The first line in the script sets document.head.outerHTML to the empty string. outerHTML is like innerHTML but it replaces the element with the parsed nodes. The spec for outerHTML will invoke the fragment parsing algorithm on the given value, and then call the DOM replace algorithm on the context object with the parsed result.

The fragment parsing algorithm then calls the HTML fragment parsing algorithm, with context being the html element (the parent of the head element). This will set up a new instance of the HTML parser, with the state of the HTML parser as appropriate for context. In particular, this step:

  1. Reset the parser's insertion mode appropriately.

...which says:

  1. If node is an html element, run these substeps:

    1. If the head element pointer is null, switch the insertion mode to "before head" and return. (fragment case)

So when this parser parses the markup given (the empty string), it starts in the "before head" insertion mode. It immediately reaches EOF, so steps through the usual states and appends a head and a body element.

At this point, if we were to inspect the DOM right after the document.head.outerHTML assignment, it looks like this:

#document
├── DOCTYPE: html
└── html
    ├── head
    └── body

The parser-created head has been replaced by fragment parser-created head and body elements. Now, document.body is no longer null, since a body element exists, even though the still running main parser hasn't created one yet.

Next, the document.body.outerHTML = '' line does basically the same thing but for the new body element: replace it with new head and body elements:

#document
├── DOCTYPE: html
└── html
    ├── head
    ├── head
    └── body

The first head didn't go away; outerHTML only replaces the element you call it on, not other siblings.

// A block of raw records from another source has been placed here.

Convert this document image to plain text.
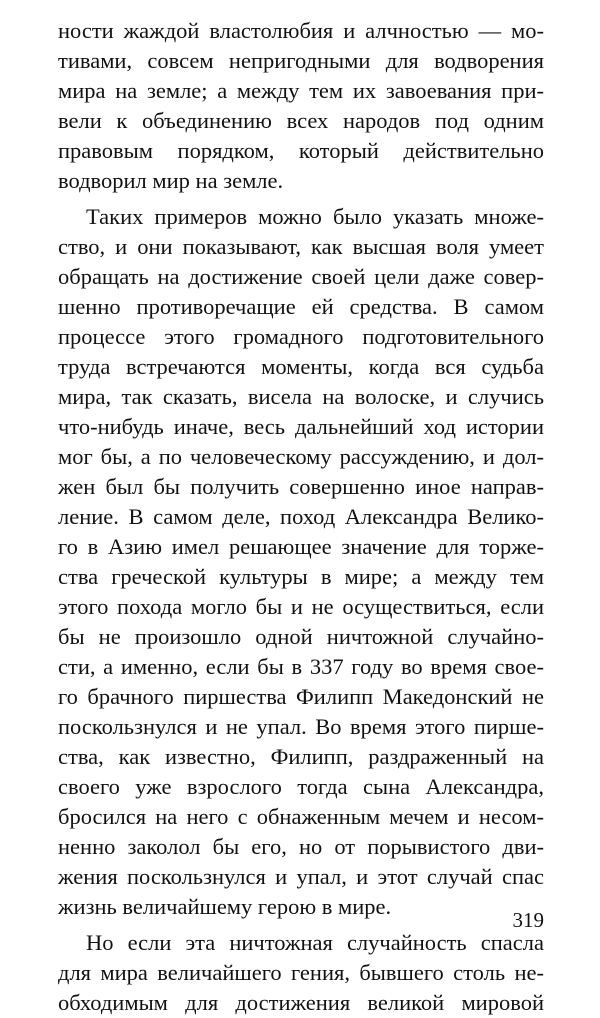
ности жаждой властолюбия и алчностью — мо-
тивами, совсем непригодными для водворения
мира на земле; а между тем их завоевания при-
вели к объединению всех народов под одним
правовым порядком, который действительно
водворил мир на земле.
Таких примеров можно было указать множе-
ство, и они показывают, как высшая воля умеет
обращать на достижение своей цели даже совер-
шенно противоречащие ей средства. В самом
процессе этого громадного подготовительного
труда встречаются моменты, когда вся судьба
мира, так сказать, висела на волоске, и случись
что-нибудь иначе, весь дальнейший ход истории
мог бы, а по человеческому рассуждению, и дол-
жен был бы получить совершенно иное направ-
ление. В самом деле, поход Александра Велико-
го в Азию имел решающее значение для торже-
ства греческой культуры в мире; а между тем
этого похода могло бы и не осуществиться, если
бы не произошло одной ничтожной случайно-
сти, а именно, если бы в 337 году во время свое-
го брачного пиршества Филипп Македонский не
поскользнулся и не упал. Во время этого пирше-
ства, как известно, Филипп, раздраженный на
своего уже взрослого тогда сына Александра,
бросился на него с обнаженным мечем и несом-
ненно заколол бы его, но от порывистого дви-
жения поскользнулся и упал, и этот случай спас
жизнь величайшему герою в мире.
Но если эта ничтожная случайность спасла
для мира величайшего гения, бывшего столь не-
обходимым для достижения великой мировой
319
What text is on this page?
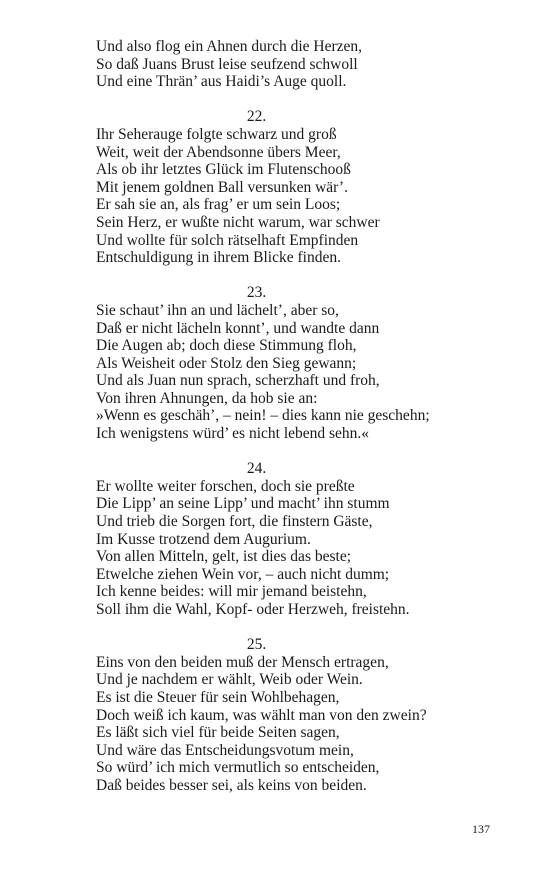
Und also flog ein Ahnen durch die Herzen,
So daß Juans Brust leise seufzend schwoll
Und eine Thrän’ aus Haidi’s Auge quoll.
22.
Ihr Seherauge folgte schwarz und groß
Weit, weit der Abendsonne übers Meer,
Als ob ihr letztes Glück im Flutenschooß
Mit jenem goldnen Ball versunken wär’.
Er sah sie an, als frag’ er um sein Loos;
Sein Herz, er wußte nicht warum, war schwer
Und wollte für solch rätselhaft Empfinden
Entschuldigung in ihrem Blicke finden.
23.
Sie schaut’ ihn an und lächelt’, aber so,
Daß er nicht lächeln konnt’, und wandte dann
Die Augen ab; doch diese Stimmung floh,
Als Weisheit oder Stolz den Sieg gewann;
Und als Juan nun sprach, scherzhaft und froh,
Von ihren Ahnungen, da hob sie an:
»Wenn es geschäh’, – nein! – dies kann nie geschehn;
Ich wenigstens würd’ es nicht lebend sehn.«
24.
Er wollte weiter forschen, doch sie preßte
Die Lipp’ an seine Lipp’ und macht’ ihn stumm
Und trieb die Sorgen fort, die finstern Gäste,
Im Kusse trotzend dem Augurium.
Von allen Mitteln, gelt, ist dies das beste;
Etwelche ziehen Wein vor, – auch nicht dumm;
Ich kenne beides: will mir jemand beistehn,
Soll ihm die Wahl, Kopf- oder Herzweh, freistehn.
25.
Eins von den beiden muß der Mensch ertragen,
Und je nachdem er wählt, Weib oder Wein.
Es ist die Steuer für sein Wohlbehagen,
Doch weiß ich kaum, was wählt man von den zwein?
Es läßt sich viel für beide Seiten sagen,
Und wäre das Entscheidungsvotum mein,
So würd’ ich mich vermutlich so entscheiden,
Daß beides besser sei, als keins von beiden.
137
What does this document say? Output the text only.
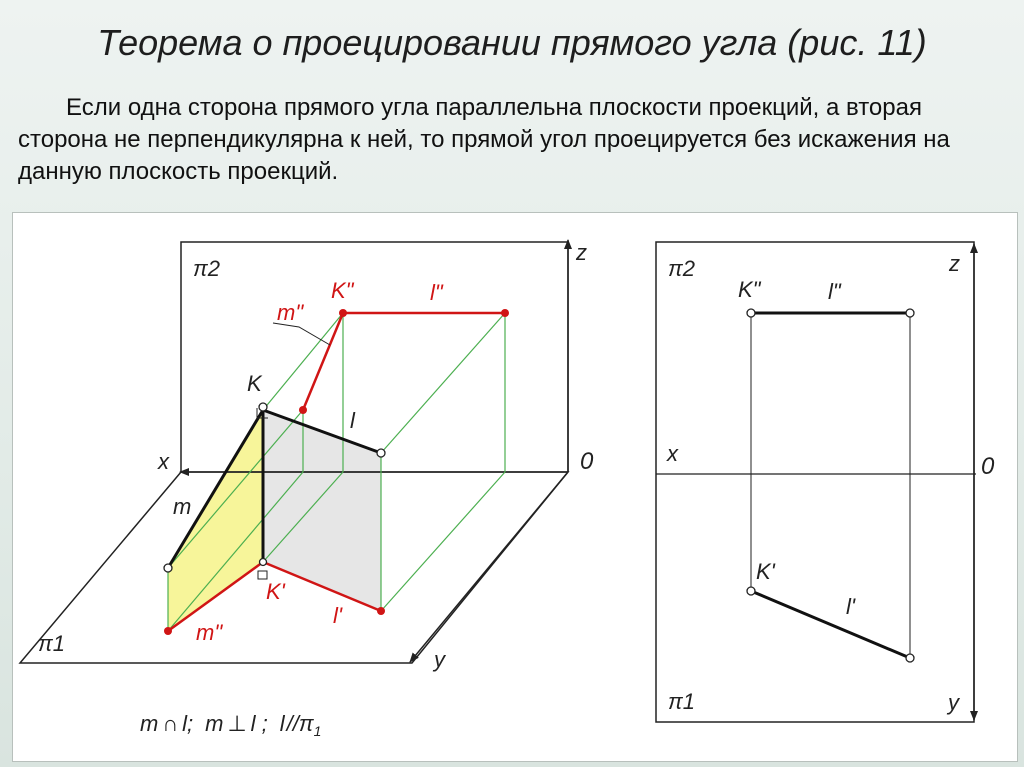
Теорема о проецировании прямого угла (рис. 11)

Если одна сторона прямого угла параллельна плоскости проекций, а вторая сторона не перпендикулярна к ней, то прямой угол проецируется без искажения на данную плоскость проекций.

π2
π1
x
y
z
0
K
l
m
K"	l"
m"
K'
l'
m"
π2
π1
x
z
y
0
K"	l"
K'
l'
m ∩ l; m ⊥ l ; $l//\pi_1$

Now the script is done, and the main parser is allowed to continue. The insertion mode is "in head", since the script element was in head. The next token is end-of-file, so the insertion mode switches to "after head", where it inserts a body element and switches to "in body", and then it stops parsing.

#document
├── DOCTYPE: html
└── html
    ├── head
    ├── head
    ├── body
    └── body

DOM manipulation

TODO

Modifying the DOM during parsing

Script can execute during parsing, and those scripts can modify the DOM. This can lead to some interesting effects.

Simple example:

<!doctype html>
<body>
<script>
 document.body.remove();
</script>
Oops.

The resulting DOM is:

#document
├── DOCTYPE: html
└── html
    └── head

At least it didn't lose its head...

Note that the text "Oops.", which the parser processed after running the script, is not in the DOM. It was inserted into the body element, that the script had removed.

#HTMLQuiz what happens?

<iframe id=x></iframe>
<script>
x.contentDocument.body.appendChild(x);
</script>

Correct answer: iframe escapes.

Nothing prevents the iframe element from being moved to its own document (about:blank is same-origin). So the iframe element is removed from its original document.

The spec for appendChild() does have various checks in place to make sure that the resulting DOM wouldn't violate invariants; e.g., if you tried to append an element to a text node, that would throw. But appending an element to another element is allowed, even across (same-origin) documents.

When an iframe is removed from a document, its browsing context disappears. So the child document does not have a browsing context when the iframe element is inserted into it. Therefore the iframe, after the move, does not have a new child browsing context (there's no infinite recursion happening). The spec for the iframe element says:

When an iframe element is removed from a document, the user agent must discard the element's nested browsing context, if it is not null, and then set the element's nested browsing context to null.

If the script had saved a reference to the iframe's window, the script would still be able to access it, its document, and the moved iframe element, after the move.